B. C. la saison des fraises mettra en vedette réglementés U-pick champs et des masques pour les travailleurs

B.C. strawberry season will feature regulated U-pick fields and masks for workers

Le projet de loi Zylmans de W&Un Fermes à Richmond.

Jason Payne / PNG

« Les champs ne sont pas va être ouverte Kodak spectacle », a déclaré Bill Zylman de W & Un Fermes sur la façon dont la cueillette de fraises cet été ne sera pas que, traditionnellement, d’insouciance et de plus en plus de la photo-amicale sortie.

La récolte de ceux-sombre-rouge, juteuse fraises au B. C. fermes au début de juin annonce habituellement le début d’un été rempli avec des semaines de autres rituels.

Mais ça va être une autre saison des fraises cette année, avec plus réglementé U-pick champs et des préoccupations au sujet de paniers trajets en bus pour les travailleurs agricoles, ainsi que la santé mentale des saisonniers.

“Les champs ne sont pas va être ouverte Kodak spectacle”, a déclaré Bill Zylmans, en soulignant comment la cueillette de fraises est traditionnellement insouciance de la photo et de l’environnement.

Au lieu de groupes d’amis ou même des familles, être en mesure de profiter de la cueillette de baies comme ils le souhaitent, il sera moins un événement social, dit Zylmans, dont la famille a possédé et exploité W&Un Fermes à Richmond depuis plus de 50 ans.

“Nous allons faire de notre mieux pour donner aux gens l’expérience qu’ils sont habitués, mais ce ne sera pas la même.”

Zylmans sera la délivrance des conteneurs spéciaux et de l’est de penser à avoir “champ de policiers, de sorte que nous pouvons faire notre part” assurez-vous qu’il est bon de distanciation sociale.

Autocueillette de fraises sont habituellement vendus au poids, mais il est également d’envisager de facturer pour le temps de la place.

“Allons-nous limiter le temps passé sur le terrain? Certaines personnes choisir plus rapidement,” dit-il.

Charan Gill, de la Ferme au canada du Syndicat des Travailleurs de dit sans équipement de protection personnelle, les travailleurs agricoles sont à risque lors de leurs déplacements entre le domicile et l’fermes sur les paniers de bus.

Dans le passé, les bus qui font du porte à porte à travers Metro Vancouver pour ramasser les travailleurs et de les prendre pour des fermes dans le quartier de Richmond, Langley, Pitt Meadows, Abbotsford, Chilliwack et ailleurs.

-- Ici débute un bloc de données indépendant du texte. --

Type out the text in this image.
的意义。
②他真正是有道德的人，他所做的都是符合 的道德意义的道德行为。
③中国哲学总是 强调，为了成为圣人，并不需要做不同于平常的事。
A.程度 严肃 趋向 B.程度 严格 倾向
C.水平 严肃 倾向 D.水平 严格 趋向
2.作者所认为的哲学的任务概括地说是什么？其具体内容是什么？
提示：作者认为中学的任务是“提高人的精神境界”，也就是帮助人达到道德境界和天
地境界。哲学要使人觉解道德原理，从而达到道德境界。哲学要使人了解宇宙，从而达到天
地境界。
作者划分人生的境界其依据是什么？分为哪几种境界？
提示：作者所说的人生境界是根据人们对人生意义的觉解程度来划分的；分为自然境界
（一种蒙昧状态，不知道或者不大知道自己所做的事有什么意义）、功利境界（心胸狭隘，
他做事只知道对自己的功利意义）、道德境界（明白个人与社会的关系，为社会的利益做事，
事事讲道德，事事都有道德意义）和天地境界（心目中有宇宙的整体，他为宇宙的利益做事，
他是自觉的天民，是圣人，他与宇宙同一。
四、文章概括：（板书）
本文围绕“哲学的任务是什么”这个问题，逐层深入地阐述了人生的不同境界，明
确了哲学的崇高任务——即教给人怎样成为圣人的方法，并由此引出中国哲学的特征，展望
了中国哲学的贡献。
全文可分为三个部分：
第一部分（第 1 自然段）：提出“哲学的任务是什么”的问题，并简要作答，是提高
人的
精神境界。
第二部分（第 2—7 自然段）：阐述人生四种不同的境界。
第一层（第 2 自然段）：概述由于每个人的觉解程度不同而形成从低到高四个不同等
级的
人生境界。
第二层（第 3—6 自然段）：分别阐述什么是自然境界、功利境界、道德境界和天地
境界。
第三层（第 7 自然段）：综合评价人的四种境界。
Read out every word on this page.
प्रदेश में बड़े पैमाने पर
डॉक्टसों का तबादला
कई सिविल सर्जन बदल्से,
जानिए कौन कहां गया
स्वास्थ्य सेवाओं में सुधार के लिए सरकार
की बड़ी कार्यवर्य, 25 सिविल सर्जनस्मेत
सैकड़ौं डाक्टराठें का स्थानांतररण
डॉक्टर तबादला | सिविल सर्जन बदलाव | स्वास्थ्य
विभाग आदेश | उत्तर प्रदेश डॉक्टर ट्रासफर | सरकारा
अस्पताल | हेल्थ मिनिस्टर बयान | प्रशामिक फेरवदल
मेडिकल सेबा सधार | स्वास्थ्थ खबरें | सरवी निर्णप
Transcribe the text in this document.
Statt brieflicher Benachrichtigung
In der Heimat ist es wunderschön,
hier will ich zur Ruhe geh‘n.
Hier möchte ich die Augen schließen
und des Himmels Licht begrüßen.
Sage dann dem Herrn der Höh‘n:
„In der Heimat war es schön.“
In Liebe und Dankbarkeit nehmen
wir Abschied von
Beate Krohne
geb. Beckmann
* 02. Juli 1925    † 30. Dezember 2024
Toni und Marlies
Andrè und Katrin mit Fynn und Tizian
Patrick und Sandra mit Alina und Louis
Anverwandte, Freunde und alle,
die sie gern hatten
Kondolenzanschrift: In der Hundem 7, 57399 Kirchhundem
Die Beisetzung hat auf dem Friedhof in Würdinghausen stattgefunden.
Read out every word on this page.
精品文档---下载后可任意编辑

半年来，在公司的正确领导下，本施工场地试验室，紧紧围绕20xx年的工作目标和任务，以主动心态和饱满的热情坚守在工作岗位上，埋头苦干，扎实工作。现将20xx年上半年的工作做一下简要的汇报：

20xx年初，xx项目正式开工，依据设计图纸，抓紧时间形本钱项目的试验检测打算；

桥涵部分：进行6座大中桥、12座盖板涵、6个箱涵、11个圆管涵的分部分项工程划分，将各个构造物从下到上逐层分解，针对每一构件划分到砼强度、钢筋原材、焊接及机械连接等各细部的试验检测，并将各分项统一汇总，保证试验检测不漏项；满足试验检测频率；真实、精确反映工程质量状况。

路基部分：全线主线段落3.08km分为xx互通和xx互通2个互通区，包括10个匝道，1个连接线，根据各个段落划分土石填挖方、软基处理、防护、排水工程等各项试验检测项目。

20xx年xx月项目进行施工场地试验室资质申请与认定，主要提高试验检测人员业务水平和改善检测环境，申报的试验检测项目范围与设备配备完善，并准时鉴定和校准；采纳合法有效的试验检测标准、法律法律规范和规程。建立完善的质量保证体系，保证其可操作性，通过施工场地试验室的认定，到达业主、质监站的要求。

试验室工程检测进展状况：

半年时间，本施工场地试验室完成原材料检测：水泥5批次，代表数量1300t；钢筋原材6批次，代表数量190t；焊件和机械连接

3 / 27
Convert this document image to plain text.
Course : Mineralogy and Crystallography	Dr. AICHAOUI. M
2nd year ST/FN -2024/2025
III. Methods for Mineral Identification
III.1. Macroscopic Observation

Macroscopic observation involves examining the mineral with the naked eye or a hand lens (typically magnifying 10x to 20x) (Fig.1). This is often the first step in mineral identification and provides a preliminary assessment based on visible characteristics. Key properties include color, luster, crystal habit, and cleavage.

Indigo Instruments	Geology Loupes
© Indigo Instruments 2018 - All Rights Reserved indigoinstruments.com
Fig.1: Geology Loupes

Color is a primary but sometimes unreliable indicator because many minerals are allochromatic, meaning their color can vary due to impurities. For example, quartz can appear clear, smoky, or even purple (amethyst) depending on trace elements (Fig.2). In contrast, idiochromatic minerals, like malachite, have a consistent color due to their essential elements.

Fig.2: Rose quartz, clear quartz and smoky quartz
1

Il peut être une balade d’une heure et demie, ce qui est répété à la fin de la journée, de sorte que les travailleurs ont besoin d’avoir un masque et de gants, a déclaré Gill.

“Ils ont besoin de quelque chose pour se protéger parce qu’ils ne peuvent pas faire de distanciation sociale” sur le bus.

Le petit bus 18-20 personnes et la plus grande taille pour plus de 30 personnes. Si les bus ont pris moins de gens ou fait un second voyage, certains travailleurs arrivent trop tard pour être utile, a déclaré Gill.

Pour les saisonniers et les travailleurs étrangers temporaires, la question principale est l’hébergement en dortoir de style dortoirs, avec un grand nombre de travailleurs de partage des quartiers proches les uns des autres, ce qui crée les conditions pour la propagation de la maladie”, a déclaré Natalie Drolet, de Travailleurs Migrants Centre, qui prend en charge les travailleurs agricoles B. C.

Drolet, a déclaré organismes du gouvernement Canadien responsable de ces travailleurs et de leurs programmes “ont laissé aux employeurs de réglementer sur leur propre. Il y a quelques inspections, mais ceux-ci sont en train de faire (maintenant) au cours de la vidéoconférence ou après donnant à l’employeur un préavis de 48 heures à l’avance.”

Elle a ajouté qu’après son arrivée au Canada, le fait de rester dans un gouvernement d’hôtel à observer une journée de 14 quarantaine et puis en arrivant à la ferme, certains travailleurs sont des rapports “que les employeurs sont en leur disant qu’ils ne peuvent pas quitter la ferme en toutes circonstances,” dans l’intérêt de la maîtrise de la propagation de COVID-19.

Ils sont, cependant, au risque de ne pas être en mesure de plaider pour les allocations raisonnables. “Ils ne peuvent pas avoir un jour de repos où ils peuvent quitter la ferme, peut-être aller pour une promenade dans le parc, de socialiser (à distance) et d’acheter la nourriture dont ils ont réellement envie de les manger. C’est ce qui a causé beaucoup de problèmes de santé mentale où les travailleurs se sentent comme ils sont à leurs limites.”